From Around the Web – July 15, 2016

Below are some links to articles, videos and stories that JustPeace staff have enjoyed this week. We hope you enjoy them too!

July 15, 2016 – Talking About Race – Talking about race: United Methodist pastor’s tips – The Rev. F. Willis Johnson of Wellspring United Methodist Church in Ferguson, Missouri provides insightful advice for preachers and laity who want to engage with others in conversations regarding race.

“In order to affirm we must listen, and model listening for our people. Affirm that others’ experiences are real, even if they are unreal to you.”

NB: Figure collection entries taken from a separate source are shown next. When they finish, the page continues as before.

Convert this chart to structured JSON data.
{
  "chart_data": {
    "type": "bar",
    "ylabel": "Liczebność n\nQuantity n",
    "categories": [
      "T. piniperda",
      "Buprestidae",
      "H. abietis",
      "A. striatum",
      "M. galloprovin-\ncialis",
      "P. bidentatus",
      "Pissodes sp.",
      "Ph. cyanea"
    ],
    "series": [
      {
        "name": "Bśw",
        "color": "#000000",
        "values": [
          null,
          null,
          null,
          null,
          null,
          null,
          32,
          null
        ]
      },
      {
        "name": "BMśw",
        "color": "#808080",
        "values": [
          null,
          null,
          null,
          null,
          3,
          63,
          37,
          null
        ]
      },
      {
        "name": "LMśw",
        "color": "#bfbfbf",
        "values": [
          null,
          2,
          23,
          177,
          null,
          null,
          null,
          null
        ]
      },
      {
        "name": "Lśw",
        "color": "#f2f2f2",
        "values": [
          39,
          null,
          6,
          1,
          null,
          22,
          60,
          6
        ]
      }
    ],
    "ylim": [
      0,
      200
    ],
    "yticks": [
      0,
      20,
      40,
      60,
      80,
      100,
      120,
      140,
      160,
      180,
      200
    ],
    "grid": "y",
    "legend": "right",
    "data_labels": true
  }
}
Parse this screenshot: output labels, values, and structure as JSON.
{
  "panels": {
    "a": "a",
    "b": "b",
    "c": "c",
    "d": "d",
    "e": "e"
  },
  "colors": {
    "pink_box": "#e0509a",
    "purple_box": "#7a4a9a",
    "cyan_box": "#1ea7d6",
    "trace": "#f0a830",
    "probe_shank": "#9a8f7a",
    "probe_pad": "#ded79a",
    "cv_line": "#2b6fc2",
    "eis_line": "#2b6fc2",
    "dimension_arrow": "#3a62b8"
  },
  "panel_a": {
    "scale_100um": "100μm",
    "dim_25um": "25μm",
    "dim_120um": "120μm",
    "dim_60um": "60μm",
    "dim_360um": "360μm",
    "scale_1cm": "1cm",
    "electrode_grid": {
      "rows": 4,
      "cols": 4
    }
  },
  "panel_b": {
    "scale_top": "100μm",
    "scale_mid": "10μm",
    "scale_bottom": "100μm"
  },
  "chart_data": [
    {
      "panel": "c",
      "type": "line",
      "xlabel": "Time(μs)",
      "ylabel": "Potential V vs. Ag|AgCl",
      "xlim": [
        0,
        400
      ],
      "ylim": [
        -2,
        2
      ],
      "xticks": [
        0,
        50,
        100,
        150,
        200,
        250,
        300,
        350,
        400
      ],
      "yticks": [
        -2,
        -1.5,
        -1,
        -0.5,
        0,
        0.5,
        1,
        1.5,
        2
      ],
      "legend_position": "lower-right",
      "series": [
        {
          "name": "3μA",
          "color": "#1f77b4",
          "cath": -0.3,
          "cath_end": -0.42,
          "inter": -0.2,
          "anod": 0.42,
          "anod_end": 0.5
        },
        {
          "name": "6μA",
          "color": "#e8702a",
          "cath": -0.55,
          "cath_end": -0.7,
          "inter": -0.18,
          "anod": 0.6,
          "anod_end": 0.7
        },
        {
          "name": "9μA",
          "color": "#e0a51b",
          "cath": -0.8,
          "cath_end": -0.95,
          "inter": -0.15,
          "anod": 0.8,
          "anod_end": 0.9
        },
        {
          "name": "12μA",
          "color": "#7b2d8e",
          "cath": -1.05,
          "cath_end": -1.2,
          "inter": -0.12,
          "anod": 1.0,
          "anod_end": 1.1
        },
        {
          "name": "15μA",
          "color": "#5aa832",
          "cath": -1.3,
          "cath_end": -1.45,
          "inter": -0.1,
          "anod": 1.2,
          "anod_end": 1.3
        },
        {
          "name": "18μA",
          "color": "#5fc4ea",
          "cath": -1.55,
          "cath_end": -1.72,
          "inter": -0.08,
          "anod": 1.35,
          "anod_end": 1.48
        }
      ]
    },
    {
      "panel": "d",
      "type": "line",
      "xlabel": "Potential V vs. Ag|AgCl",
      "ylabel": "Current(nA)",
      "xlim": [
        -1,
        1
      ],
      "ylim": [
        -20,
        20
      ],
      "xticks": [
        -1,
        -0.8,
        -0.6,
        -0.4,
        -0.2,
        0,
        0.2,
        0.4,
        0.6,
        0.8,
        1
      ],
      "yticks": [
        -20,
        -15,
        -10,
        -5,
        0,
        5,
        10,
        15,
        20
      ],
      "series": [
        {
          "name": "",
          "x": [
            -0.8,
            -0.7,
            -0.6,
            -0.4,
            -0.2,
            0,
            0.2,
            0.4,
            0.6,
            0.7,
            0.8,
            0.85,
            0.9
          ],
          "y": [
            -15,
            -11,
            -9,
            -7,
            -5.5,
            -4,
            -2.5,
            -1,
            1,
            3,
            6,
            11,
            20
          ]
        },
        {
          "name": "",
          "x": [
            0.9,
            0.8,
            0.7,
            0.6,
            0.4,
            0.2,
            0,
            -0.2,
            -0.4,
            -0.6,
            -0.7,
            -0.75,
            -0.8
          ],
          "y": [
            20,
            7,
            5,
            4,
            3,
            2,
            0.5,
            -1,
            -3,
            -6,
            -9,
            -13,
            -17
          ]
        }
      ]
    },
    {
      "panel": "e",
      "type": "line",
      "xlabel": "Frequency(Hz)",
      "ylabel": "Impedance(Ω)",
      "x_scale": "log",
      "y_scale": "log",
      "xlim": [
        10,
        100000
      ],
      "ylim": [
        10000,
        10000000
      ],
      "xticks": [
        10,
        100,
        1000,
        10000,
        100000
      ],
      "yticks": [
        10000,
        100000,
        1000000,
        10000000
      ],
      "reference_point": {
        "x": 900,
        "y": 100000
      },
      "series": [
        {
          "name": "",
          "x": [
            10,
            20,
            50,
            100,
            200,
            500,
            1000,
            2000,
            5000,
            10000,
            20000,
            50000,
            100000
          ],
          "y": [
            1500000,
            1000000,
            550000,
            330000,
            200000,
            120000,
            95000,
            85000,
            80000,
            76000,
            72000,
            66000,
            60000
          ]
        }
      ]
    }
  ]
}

UMC Insight – Public Discourse and The Language of Derision –  Frederick W. Schmidt, professor at Garrett-Evangelical Theological Seminary, describes the corrosive effects of name-calling and how the increasing use of the language of derision is deepening the divides in our communities.

“At the heart of the language of derision is a profound spiritual malaise, fed by pride and by a narrowed sense of responsibility for those around us. It can never feed anything larger than partisanship and tribalism.”

Religion News Services – Can faith communities heal racial inequality? In Kansas City, a resounding yes – Steve Mencher visits Kansas City and discovers that people of faith hunger for community and that faith communities are working together to bridge differences and work for racial and social justice.

In my experience here in Kansas City, the received wisdom that “Sunday morning is the most segregated hour in America” is only partly true. Yes, churches divide up along Troost Avenue, which slices through the city dividing black and white. But churches are also the main institutions reaching across that line.

Christianity Today –  The Burden and Promise of Racial Reconciliation – In his editorial, Mark Galli reminds us that in the face of overwhelming discouragement and hopelessness ” we each must do what we can, given our gifts and opportunities, holding steady to the cause” of working towards justice and reconciliation.

“As Christians we aim for nothing less than racial reconciliation, but we know that this cannot come without racial justice. And if justice is so hard to achieve, how much harder reconciliation?”

Religion News Service – Our response to terror must be reconciliation – Mohammed Dajani Saoudi shows the importance of being committed to mutual respect and understanding in the face of terrorism and describes the three levels of reconciliation: 1) Internal reconciliation, 2) reconciliation with our communities, and 3) reconciliation between communities.

“In the wake of terrorist incidents, we must avoid the impulse to give in to hatred. Hatred is easy. It excites our survival instincts, our elemental desire to fight or flee, to retreat to our tribe. It is the recourse of the despot, the demagogue and the deranged. Those who foster intolerance promote a culture of fear and violence that moves history in the wrong direction.”